Property taxes can be the worst part of owning your own lawn for homesteading purposes, but fortunately there are exemptions you may be able to access that take the sting out of your taxes. These tax exemptions can vary from state to state, but they should apply if your homestead is your primary residence. Keep in mind that in some states, these exemptions are only available to certain protected classes, such as senior citizens, disabled people, and veterans. Be sure to look up your own state’s rules.
Unlike other tax exemptions or deductions, you usually have to apply for a homesteading exemption in advance. This is because a homesteading deduction works by lowering the taxable portion of your property value, usually by a set percentage. As different states have different requirements, such as length of time in the state and value of the property, you will want to look up your own state and apply for the exemption through the local tax offices.
If you have paid estimated taxes through the year, you will still need to pay the rest of your tax bill come April. If you have gone over your tax requirements, you will get the money back as a refund now. Make sure that you keep track of your tax documents, such as quarterly payments, as well as expenses and any interest paid back on your loans. Some other documents you should make sure you have prepared include: auto expenses (mileage or actual expenses), bank fees, computer and internet, insurance, labor, legal or professional fees (lawyer or accountant), licenses and permits, property tax, savings, supplies, telephone bills, and utilities.
By making sure you have all the proper documents, deductions, and expenses prepared, you will be more able to finish your taxes efficiently and avoid the dreaded audit. Make sure you keep track of everything throughout the year, and keep copies of all documents you may need to prove your claims. Be honest and accurate: this is the easiest way to complete your taxes on time.
We all make mistakes, and it can be enormously stressful to get a call from the IRS. If you do make a mistake on your taxes, don’t worry; unless you were actively fudging the numbers, you are unlikely to experience overwhelming penalties. As a general rule, if you didn’t file quarterly taxes when you were supposed to or you didn’t pay enough, you may experience a penalty. However, you may be able to get a break from these penalties if you suffered a disaster, accident, or unusual circumstance. In addition, if you are over 62, recently became disabled, or retired, you may also be able to argue your mistake was caused by “reasonable cause” rather than “willful neglect.”

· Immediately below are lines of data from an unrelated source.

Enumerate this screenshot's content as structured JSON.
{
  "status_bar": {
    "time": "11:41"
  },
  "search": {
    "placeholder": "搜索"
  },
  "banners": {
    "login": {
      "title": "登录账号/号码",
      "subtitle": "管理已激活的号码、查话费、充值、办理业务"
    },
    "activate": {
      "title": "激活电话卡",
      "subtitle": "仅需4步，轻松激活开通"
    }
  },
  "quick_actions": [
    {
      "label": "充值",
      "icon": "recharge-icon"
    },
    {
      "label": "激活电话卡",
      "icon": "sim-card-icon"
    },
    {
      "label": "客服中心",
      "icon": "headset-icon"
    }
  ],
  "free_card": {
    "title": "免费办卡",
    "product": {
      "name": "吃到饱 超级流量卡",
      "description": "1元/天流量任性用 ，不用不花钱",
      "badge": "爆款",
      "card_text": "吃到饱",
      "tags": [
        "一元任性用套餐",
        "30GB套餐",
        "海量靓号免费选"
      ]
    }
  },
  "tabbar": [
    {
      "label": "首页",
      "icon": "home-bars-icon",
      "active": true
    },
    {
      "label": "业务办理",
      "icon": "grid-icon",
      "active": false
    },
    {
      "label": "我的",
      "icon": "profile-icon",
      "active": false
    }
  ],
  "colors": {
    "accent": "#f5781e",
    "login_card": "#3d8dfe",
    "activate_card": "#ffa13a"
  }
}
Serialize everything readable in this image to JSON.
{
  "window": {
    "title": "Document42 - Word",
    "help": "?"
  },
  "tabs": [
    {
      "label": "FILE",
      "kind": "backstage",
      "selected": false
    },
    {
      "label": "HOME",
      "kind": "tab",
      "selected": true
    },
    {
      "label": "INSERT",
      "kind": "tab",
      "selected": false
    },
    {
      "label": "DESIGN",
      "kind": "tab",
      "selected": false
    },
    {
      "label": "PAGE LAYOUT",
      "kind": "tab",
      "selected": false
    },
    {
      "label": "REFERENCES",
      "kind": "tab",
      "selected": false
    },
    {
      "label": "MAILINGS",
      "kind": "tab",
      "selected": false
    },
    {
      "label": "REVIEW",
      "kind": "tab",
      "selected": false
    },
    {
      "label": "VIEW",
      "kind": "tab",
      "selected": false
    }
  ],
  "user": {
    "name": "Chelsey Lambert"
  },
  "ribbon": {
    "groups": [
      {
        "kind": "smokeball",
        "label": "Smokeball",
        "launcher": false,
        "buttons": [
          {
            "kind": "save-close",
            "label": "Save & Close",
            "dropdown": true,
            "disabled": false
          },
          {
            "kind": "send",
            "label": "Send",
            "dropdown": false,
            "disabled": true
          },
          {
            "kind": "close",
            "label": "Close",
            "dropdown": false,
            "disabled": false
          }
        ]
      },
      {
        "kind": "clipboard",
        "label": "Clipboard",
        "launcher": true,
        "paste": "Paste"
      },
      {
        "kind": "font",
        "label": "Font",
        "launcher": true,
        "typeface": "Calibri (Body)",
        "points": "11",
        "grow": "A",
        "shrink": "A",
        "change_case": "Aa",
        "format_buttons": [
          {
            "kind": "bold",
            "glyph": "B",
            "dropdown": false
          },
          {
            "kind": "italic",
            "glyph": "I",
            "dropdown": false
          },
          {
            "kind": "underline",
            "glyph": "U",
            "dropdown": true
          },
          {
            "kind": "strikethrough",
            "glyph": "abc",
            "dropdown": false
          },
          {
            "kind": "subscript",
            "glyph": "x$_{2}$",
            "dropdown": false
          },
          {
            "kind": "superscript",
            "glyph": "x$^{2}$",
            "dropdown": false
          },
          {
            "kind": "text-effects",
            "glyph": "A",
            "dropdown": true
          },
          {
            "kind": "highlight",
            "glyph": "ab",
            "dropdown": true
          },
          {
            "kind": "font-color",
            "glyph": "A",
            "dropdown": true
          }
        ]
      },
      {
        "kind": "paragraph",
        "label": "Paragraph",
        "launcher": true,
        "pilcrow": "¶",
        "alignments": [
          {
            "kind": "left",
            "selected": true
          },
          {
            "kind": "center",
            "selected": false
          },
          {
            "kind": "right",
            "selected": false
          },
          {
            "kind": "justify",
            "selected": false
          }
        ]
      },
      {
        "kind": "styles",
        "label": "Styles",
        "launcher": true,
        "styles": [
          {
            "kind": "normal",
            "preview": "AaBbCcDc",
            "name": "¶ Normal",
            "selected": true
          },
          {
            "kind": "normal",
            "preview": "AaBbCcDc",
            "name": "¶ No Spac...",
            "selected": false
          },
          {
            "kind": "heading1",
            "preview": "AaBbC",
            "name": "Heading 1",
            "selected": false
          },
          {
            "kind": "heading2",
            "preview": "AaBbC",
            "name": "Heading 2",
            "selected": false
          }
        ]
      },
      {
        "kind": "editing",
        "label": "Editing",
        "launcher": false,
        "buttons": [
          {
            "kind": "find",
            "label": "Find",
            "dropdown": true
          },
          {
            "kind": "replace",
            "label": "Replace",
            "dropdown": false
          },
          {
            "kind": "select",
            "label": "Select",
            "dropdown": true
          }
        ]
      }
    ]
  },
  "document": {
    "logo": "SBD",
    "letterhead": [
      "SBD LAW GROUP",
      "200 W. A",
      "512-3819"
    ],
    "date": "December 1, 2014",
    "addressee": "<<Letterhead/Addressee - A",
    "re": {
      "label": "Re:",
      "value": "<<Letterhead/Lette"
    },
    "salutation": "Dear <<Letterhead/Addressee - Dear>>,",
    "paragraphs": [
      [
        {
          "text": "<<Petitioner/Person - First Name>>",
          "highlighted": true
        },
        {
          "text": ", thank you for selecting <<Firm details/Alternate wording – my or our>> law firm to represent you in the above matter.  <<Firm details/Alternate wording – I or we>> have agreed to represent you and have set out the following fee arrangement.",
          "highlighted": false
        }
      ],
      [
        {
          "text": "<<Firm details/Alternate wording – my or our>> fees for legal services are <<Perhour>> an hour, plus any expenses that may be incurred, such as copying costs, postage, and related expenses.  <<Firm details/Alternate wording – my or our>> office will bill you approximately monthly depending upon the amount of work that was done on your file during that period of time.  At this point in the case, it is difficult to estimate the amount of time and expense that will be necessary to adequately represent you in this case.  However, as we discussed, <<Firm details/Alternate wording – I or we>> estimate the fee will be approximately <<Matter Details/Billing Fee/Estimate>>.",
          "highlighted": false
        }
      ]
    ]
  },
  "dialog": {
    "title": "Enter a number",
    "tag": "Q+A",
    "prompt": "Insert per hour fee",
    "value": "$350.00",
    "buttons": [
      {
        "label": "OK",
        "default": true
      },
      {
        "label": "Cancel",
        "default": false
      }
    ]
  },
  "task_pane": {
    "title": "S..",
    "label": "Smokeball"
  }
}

If you do happen to be audited, contact a tax professional right away. They will be able to guide you through the process and help you handle it with as little penalty as possible. Everyone makes mistakes, and the IRS doesn’t want to needlessly punish you (even if it may feel like it does sometimes.)
Many self-employed individuals such as homesteaders and farmers need a little help come tax season, so reach out to a local tax professional or CPA if you can. They will be able to talk to you about your individual needs and create a customized tax plan. In addition, make sure you keep your business and personal expenses separate, including having a separate bank account. Make sure you also pay yourself from your business earnings Even if it just seems you are moving money from one account to another, this will help you save more come tax season. Contact a local tax office if you have any questions.